20. Apr 2026
|
Wirtschaft
Journalist: Armin Fuhrer
Das Edelmetall ist eine sichere Anlage – aber jeder, der darin investiert, muss sich auch klar sein, dass es kein „Get Rich Quick“-Scheme ist.
Viele junge Leute denken bei Gold an verstaubte Tresore und griesgrämige Bankberater in grauen Anzügen. Aber wer über Gold, aber auch andere Edelmetalle wie Silber, als Investment redet, meint nicht den Goldschmuck von der verstorbenen Oma, sondern spricht über Hard Assets – den ultimativen Flex für die finanzielle Freiheit.
Während Krypto-Kurse Achterbahn fahren und der Euro stets ängstlich auf die Inflationsgefahr schielt, stehen Edelmetalle da wie der Fels in der Brandung. Das hat einen guten Grund, denn man kann sie nicht einfach „drucken“ oder per Mausklick vervielfältigen. Gold und Co. sind eine harte Währung, an der sich nahezu jede Krise die Zähne ausbeißt.
Gold ist der Endgegner solcher Krisen unter den Wertanlagen. Seit Jahrtausenden am Start, hat es noch jede Krise, jeden Krieg und jede Währungsreform überlebt. Gold ist wie eine Versicherung. Es macht seinen Besitzer selten über Nacht zum Millionär, aber es sorgt dafür, dass er nicht bankrott geht, wenn die Weltwirtschaft mal wieder den Rage-Quit wählt.
Silber gilt als der „kleine Bruder“ des Goldes, zündet aber ebenfalls mit Raketenantrieb. Es ist allerdings deutlich volatiler als Gold – das heißt, die Kurse können auch mal ganz schön herumhüpfen. Das bedeutet mehr Nervenkitzel, aber auch mehr Rendite-Chancen. Und im Hinterkopf sollte man stets den Fakt haben, dass ohne Silber in unserem Alltag nichts läuft. Smartphones, Laptops, die Solarpanels auf dem Dach und E-Autos brauchen Silber. Somit ist es ein Hybrid aus Industriemetall und Wertanlage. Wenn die Tech-Branche boomt, geht Silber oft steil.
Es gibt auch echte Exoten im Depot wie Platin & Palladium. Diese Metalle sind seltener als Gold und extrem abhängig von der Industrie. Vorsicht: Die Spreads, also der Unterschied zwischen Kauf- und Verkaufspreis, sind oft höher.

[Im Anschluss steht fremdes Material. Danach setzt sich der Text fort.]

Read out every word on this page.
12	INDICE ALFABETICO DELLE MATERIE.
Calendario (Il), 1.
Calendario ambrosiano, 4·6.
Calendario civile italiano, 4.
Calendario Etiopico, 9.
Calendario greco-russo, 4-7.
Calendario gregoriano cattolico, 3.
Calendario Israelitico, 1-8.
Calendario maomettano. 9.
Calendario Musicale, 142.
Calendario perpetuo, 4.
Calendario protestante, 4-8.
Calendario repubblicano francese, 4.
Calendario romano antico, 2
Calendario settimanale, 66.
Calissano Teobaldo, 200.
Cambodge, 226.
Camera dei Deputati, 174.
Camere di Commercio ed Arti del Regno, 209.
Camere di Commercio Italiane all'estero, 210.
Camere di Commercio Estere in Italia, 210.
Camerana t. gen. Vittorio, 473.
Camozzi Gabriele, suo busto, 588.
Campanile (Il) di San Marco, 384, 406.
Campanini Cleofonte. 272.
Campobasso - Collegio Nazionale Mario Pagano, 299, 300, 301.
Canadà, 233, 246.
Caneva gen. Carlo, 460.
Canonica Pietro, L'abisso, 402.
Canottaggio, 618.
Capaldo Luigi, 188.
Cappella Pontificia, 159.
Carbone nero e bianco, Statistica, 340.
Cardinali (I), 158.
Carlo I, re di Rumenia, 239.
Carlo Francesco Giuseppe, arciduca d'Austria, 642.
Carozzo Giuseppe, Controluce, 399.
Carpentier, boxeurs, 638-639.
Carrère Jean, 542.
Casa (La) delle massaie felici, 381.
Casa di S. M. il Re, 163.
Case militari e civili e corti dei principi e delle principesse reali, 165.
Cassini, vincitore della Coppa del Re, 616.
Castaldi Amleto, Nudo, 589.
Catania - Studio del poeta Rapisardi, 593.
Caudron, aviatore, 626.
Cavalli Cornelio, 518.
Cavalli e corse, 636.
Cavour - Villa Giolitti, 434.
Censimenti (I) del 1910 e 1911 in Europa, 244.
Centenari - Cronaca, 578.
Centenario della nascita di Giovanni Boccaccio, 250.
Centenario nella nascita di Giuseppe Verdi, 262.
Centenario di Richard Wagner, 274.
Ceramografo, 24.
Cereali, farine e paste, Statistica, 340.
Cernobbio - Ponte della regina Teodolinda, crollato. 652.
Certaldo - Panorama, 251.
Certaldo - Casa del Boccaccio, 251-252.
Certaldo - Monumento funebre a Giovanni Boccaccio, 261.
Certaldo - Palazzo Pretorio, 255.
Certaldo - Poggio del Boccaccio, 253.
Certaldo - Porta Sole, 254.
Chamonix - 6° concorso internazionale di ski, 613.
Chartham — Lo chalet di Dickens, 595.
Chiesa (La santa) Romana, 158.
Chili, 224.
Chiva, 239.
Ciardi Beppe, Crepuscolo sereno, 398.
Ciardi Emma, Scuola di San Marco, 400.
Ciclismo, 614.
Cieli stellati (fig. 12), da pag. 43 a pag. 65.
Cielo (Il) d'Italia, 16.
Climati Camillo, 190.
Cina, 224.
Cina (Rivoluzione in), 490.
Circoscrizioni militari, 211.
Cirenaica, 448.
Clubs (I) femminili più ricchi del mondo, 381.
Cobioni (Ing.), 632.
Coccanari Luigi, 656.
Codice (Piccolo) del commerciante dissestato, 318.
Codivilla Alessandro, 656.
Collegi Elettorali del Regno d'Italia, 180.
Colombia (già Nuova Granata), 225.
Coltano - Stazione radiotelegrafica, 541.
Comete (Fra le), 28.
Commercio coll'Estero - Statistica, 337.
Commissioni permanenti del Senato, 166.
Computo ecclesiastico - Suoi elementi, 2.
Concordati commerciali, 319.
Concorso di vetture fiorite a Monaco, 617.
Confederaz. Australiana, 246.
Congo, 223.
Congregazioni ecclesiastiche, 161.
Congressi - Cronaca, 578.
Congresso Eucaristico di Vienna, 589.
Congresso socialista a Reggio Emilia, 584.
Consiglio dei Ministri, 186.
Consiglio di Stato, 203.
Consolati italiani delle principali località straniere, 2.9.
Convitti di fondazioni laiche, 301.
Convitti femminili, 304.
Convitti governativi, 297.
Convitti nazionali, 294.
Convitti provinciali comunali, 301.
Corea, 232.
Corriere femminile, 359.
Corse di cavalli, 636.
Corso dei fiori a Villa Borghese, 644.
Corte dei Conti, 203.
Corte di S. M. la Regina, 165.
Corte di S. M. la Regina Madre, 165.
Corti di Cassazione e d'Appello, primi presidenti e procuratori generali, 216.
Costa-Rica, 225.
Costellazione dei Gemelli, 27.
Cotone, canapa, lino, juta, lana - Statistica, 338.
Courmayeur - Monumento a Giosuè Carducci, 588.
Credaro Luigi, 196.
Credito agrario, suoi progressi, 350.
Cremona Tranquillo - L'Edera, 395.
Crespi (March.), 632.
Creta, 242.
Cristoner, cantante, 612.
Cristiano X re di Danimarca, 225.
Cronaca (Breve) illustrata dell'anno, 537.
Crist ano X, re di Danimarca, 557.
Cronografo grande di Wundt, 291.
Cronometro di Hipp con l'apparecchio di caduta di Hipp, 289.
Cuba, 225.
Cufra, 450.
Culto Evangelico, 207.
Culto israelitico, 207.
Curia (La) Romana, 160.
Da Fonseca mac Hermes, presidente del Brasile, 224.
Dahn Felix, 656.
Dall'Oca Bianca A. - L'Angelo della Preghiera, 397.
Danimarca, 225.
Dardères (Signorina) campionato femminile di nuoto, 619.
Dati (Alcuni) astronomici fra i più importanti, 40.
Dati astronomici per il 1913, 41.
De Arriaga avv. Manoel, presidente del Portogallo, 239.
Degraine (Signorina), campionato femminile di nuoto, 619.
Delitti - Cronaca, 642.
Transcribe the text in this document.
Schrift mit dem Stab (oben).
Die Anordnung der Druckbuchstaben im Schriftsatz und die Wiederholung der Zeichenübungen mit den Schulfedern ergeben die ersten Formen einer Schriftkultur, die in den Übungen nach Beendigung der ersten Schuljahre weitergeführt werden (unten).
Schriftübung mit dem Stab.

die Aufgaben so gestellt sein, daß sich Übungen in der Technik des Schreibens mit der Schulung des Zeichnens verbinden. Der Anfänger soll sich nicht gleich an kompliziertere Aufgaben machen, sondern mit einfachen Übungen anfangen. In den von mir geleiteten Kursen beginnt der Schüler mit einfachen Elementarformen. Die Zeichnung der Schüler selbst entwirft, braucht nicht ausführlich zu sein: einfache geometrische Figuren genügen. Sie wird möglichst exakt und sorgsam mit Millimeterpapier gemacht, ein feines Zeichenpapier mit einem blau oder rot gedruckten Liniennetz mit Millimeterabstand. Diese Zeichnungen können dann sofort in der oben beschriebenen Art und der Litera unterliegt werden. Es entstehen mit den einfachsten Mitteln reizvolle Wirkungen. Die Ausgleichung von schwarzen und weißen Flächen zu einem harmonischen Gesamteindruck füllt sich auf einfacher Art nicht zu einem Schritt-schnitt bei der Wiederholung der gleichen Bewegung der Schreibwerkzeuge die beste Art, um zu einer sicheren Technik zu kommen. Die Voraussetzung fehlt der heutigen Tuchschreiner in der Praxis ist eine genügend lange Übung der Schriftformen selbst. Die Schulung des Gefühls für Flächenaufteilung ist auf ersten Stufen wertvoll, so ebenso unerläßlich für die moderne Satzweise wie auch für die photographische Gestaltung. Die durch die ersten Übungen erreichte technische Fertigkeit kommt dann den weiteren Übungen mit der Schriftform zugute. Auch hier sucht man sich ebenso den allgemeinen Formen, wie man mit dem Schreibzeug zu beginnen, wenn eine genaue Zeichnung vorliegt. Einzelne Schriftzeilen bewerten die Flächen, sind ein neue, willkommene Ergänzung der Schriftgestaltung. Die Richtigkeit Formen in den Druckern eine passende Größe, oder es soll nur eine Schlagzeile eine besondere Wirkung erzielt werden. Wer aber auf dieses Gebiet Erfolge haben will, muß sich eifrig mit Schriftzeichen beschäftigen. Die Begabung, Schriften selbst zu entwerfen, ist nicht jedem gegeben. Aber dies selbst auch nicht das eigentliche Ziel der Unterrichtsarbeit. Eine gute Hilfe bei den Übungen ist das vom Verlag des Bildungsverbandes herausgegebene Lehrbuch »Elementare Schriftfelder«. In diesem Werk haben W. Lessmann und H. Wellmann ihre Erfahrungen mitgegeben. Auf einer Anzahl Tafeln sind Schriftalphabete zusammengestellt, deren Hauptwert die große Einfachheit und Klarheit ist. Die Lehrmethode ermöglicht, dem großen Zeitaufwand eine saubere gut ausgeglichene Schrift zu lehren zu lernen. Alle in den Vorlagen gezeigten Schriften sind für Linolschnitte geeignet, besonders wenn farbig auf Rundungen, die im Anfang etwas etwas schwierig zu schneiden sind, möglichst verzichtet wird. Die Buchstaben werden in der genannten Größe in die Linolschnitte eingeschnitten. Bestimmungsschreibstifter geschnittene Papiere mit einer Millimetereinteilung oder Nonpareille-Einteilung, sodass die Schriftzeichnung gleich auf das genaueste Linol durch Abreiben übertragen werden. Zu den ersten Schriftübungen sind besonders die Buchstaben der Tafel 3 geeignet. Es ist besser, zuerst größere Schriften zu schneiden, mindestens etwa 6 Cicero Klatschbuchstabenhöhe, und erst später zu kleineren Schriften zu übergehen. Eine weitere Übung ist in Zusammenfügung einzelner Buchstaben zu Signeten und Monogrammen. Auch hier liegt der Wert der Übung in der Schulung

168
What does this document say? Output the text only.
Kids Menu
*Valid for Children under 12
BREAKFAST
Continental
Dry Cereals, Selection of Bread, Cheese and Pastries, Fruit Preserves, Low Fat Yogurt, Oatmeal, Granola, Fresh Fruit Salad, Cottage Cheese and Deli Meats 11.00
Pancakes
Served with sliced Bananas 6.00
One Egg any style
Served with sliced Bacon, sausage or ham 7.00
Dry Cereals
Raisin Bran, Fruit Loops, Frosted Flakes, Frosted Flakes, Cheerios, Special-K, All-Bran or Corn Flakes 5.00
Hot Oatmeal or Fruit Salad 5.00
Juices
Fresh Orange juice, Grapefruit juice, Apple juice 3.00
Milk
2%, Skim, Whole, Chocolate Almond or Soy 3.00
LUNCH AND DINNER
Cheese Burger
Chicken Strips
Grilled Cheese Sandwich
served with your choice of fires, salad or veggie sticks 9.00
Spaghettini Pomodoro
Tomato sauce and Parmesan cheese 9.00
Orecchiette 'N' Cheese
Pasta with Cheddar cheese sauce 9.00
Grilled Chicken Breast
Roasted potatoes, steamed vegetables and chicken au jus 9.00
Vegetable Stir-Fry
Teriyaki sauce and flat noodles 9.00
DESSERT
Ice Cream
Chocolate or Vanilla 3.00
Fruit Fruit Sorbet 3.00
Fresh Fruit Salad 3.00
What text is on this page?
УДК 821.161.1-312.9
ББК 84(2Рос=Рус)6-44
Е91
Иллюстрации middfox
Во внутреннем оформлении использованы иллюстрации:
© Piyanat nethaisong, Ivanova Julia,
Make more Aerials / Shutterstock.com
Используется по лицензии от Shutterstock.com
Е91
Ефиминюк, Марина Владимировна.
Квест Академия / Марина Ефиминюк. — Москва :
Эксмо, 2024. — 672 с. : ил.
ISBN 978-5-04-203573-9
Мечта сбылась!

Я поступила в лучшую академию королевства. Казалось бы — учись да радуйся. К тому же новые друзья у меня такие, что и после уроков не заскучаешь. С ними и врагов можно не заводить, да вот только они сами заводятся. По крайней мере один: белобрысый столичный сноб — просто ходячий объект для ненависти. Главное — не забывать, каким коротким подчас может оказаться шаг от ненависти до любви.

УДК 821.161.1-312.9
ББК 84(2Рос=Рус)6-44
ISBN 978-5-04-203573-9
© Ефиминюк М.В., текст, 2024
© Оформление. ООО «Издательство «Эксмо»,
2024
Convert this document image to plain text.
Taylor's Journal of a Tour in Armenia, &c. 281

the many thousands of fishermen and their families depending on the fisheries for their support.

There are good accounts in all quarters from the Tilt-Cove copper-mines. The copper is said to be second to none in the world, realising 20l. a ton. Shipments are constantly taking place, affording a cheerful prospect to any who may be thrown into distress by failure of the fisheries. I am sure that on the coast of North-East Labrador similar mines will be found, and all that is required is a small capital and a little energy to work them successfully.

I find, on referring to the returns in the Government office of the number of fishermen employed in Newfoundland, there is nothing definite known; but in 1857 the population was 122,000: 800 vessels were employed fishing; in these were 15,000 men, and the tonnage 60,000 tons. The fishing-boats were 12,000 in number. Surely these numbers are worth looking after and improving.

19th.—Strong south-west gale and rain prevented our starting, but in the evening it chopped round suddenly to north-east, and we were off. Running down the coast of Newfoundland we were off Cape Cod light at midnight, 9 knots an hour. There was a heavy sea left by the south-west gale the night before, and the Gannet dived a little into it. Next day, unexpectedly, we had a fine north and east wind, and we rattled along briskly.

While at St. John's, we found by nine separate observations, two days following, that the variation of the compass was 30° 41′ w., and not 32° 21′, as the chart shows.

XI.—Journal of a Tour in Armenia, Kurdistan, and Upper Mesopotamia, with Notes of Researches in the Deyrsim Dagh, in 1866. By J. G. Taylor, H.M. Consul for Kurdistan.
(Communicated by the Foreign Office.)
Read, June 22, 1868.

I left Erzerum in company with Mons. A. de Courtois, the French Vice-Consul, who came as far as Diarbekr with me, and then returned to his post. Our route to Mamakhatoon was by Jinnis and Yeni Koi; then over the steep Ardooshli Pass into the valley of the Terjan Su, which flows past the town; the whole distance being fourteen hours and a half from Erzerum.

Während Krypto-Kurse Achterbahn fahren und der Euro stets ängstlich auf die Inflationsgefahr schielt, stehen Edelmetalle da wie der Fels in der Brandung.
Aber wie investiert man, ohne sich zu verzocken? Wer unbedingt physisch Barren oder Münzen sein Eigen nennen möchte, braucht ein sicheres Versteck oder ein Schließfach. Ansonsten bieten sich ETCs (Exchange Traded Commodities) an. Das sind Wertpapiere, die den Goldpreis eins zu eins tracken und super easy zu kaufen sind. Aber man muss unbedingt auf die „physische Hinterlegung“ achten, damit man im Ernstfall einen Anspruch auf das echte Metall hat. Eine weitere Möglichkeit ist, in die Firmen zu investieren, die Gold & Co. aus der Erde buddeln. Das birgt ein höheres Risiko, ist aber zugleich ein massiver Hebel, wenn die Preise steigen.
Jedem, der in Edelmetalle investieren möchte, muss aber auch klar sein, dass sie kein „Get Rich Quick“-Scheme sind. Sie sind das Fundament für ein Portfolio wie ein Outfit: Krypto und Einzelaktien sind die auffälligen Sneaker und die krasse Jacke, aber Gold und Silber sind die hochwertigen Jeans, die ewig halten. Als Standard-Move raten Experten, fünf bis zehn Prozent des Vermögens in Edelmetallen zu halten – zumindest für alle, die nachts ruhig schlafen wollen, während der Rest der Welt auf Social Media über den nächsten Crash „Crash out“ geht.